Макаров смутился. Третьего дня они провели с Черняковым весь день.
— А ведь у меня есть другой такой же специалист, — продолжал Ткачев, невозмутимо поглаживая свою круглую бритую голову. — В Каракумах работает, у серного завода. Мировой специалист. А когда приедет в Ашхабад, его по неделям искать нужно. Я уже запретил как-то шоферам брать его с собой. Так он, знаешь, какой номер выкинул?
Ткачев откинулся на спинку кресла и рассмеялся.
— Купил себе у туркмен ишачка за триста рублей и на этом ишачке подъехал к самому модному кабачку на Кирпичной. Там ему такую встречу устроили! Как Шаляпину. Вот, брат, с какими людьми нам приходится работать. Ведь сюда кто приезжает из старых специалистов? Тот, кто не удержался ни в Москве, ни в Ленинграде, ни даже в Тамбове. А тут чего — пустыня. Делай, что хочешь! — Он горько улыбнулся. — А вы другие люди, на вас положиться можно…

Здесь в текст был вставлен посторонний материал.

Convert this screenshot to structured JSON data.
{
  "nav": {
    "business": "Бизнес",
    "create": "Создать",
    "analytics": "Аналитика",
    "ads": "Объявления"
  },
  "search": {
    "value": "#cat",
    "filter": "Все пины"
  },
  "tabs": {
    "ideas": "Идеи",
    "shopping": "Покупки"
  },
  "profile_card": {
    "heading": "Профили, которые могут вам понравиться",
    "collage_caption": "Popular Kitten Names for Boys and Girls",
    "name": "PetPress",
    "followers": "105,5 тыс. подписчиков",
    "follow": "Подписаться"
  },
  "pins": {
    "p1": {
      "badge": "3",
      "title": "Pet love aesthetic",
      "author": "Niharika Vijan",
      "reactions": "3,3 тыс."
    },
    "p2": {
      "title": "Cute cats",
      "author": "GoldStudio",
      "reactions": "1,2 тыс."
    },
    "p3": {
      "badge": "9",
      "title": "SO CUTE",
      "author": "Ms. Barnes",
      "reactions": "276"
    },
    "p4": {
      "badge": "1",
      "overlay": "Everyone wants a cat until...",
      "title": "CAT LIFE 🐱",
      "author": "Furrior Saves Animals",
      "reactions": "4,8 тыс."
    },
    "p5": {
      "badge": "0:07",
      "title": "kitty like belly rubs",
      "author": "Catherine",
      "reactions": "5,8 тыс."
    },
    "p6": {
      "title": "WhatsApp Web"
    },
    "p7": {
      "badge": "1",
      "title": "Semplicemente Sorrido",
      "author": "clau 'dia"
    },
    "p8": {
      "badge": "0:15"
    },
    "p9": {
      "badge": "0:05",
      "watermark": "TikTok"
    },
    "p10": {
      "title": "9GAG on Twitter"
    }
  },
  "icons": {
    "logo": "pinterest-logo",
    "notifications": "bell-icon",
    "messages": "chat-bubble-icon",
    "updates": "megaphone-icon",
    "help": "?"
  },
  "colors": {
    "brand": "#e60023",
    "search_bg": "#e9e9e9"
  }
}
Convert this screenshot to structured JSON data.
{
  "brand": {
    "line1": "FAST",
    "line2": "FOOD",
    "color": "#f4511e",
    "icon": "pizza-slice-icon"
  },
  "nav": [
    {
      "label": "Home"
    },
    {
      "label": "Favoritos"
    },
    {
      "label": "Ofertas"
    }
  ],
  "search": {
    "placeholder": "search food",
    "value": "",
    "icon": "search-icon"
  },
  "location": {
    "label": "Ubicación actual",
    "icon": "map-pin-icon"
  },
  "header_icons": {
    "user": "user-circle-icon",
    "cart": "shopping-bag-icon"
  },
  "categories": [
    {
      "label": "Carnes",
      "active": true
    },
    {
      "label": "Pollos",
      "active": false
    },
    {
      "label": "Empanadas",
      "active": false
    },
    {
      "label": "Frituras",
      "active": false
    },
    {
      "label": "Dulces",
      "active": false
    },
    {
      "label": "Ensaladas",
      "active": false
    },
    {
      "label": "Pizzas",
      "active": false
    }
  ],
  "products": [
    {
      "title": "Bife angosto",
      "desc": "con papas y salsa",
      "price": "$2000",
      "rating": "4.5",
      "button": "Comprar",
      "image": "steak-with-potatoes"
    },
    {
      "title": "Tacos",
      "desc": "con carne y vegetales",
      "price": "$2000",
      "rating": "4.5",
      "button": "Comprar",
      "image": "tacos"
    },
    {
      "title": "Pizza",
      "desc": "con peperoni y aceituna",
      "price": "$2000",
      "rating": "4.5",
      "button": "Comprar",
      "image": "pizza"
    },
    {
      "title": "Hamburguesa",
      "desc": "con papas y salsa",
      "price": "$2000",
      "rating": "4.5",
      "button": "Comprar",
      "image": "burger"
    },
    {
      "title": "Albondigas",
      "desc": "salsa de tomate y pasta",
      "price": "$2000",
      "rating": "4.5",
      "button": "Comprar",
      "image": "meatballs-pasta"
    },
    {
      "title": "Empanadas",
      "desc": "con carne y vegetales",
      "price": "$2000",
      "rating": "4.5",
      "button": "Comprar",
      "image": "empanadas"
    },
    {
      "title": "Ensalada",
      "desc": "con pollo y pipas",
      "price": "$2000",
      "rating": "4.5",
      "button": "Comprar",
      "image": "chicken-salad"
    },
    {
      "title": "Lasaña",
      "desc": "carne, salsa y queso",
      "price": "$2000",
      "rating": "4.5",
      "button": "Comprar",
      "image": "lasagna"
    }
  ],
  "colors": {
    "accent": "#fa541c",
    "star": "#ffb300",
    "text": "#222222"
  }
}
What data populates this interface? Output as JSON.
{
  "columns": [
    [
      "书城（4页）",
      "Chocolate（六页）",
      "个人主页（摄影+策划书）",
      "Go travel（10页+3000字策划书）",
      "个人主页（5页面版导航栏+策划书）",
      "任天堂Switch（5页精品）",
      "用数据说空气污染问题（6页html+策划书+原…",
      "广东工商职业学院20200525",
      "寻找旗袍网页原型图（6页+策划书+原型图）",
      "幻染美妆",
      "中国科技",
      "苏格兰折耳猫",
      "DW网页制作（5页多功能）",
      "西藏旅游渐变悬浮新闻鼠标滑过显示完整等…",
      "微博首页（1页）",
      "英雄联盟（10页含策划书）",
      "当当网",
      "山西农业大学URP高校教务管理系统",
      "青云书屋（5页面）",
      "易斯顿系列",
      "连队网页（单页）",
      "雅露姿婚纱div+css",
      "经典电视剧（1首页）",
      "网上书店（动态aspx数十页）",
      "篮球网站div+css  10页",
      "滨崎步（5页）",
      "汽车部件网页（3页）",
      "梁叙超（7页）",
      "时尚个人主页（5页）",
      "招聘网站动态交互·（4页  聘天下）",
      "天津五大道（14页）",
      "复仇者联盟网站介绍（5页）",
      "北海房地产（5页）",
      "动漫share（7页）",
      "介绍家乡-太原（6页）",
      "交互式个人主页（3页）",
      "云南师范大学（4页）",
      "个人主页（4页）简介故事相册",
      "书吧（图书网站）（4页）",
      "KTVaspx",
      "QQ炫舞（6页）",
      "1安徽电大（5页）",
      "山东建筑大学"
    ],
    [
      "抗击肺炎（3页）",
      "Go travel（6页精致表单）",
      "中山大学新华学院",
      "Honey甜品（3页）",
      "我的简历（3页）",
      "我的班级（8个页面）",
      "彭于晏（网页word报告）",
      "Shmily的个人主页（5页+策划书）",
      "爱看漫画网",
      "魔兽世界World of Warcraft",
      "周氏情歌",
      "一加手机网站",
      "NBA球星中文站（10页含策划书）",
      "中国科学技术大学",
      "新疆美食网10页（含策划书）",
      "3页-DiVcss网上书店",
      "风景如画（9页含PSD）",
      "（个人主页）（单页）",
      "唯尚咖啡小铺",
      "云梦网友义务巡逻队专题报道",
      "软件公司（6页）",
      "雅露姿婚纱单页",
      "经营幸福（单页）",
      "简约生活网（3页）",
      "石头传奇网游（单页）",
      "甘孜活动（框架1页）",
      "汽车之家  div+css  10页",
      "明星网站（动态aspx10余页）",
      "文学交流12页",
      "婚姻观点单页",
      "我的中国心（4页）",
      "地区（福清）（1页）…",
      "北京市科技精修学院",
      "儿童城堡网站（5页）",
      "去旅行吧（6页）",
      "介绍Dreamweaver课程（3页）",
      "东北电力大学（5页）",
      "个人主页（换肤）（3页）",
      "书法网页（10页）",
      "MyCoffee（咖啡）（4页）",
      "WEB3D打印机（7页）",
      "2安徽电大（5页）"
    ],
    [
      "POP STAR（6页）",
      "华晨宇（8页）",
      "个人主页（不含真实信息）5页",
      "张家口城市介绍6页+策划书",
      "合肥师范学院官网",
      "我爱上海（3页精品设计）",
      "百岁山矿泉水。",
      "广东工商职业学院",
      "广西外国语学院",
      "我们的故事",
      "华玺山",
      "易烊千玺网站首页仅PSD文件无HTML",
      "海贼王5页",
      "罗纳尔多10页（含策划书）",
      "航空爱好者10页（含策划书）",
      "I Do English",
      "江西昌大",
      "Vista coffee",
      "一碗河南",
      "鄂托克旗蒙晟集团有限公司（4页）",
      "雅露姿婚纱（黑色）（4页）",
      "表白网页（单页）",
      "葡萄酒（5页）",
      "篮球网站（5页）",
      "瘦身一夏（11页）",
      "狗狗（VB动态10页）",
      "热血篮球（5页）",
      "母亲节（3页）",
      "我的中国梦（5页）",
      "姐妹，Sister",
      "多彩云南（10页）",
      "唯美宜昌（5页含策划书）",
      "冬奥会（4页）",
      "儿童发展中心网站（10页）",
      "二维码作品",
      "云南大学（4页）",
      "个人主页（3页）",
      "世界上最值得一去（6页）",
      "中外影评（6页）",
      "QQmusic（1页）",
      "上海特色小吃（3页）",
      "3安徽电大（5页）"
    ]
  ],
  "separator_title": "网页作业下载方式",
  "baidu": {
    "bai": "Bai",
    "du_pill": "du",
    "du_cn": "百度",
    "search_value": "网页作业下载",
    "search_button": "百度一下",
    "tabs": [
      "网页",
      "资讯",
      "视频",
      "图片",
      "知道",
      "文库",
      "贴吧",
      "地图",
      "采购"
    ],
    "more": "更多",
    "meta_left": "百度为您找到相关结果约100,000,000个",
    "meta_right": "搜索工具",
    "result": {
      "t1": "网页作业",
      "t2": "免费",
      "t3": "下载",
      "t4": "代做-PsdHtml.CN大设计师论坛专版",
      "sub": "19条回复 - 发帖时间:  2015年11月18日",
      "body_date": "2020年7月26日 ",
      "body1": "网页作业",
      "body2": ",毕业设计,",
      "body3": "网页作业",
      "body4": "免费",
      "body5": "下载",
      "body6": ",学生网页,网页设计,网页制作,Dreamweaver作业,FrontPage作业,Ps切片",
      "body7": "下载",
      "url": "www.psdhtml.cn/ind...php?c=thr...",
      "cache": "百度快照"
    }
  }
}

Ткачев опустил голову и задумался.
— А вообще тяжело, — словно жалуясь, снова заговорил он, — чертовски тяжело! Вся эта дрянь из троцкистского охвостья, разгромленного в центрах, лезет сюда в каждую щелку. И вредят, как могут. Они скоро и с басмачами общий язык найдут, если уже не нашли. Им наша первая пятилетка костью в горле встала. Еще бы, даже здесь, на окраинах, появляется своя индустрия, свой рабочий класс» — Ткачев схватил лежавший на столе свежий номер «Туркменской искры» и протянул его Макарову. — Вчера на Небит-Даге забил нефтяной фонтан. Небит-Даг — это значит нефтяная гора. Люди, живущие здесь сотни лет, называли так эту местность, а скептики и маловеры, выражаясь деликатно, уверяли нас, что там нефти нет и не будет. Мерзавцы! Уже была создана специальная ликвидационная комиссия. Они уже подготовили решение о прекращении разведки в этом районе. И вот — читайте. За три часа фонтан выбросил пятьсот тонн нефти. Не плохо для начала, а?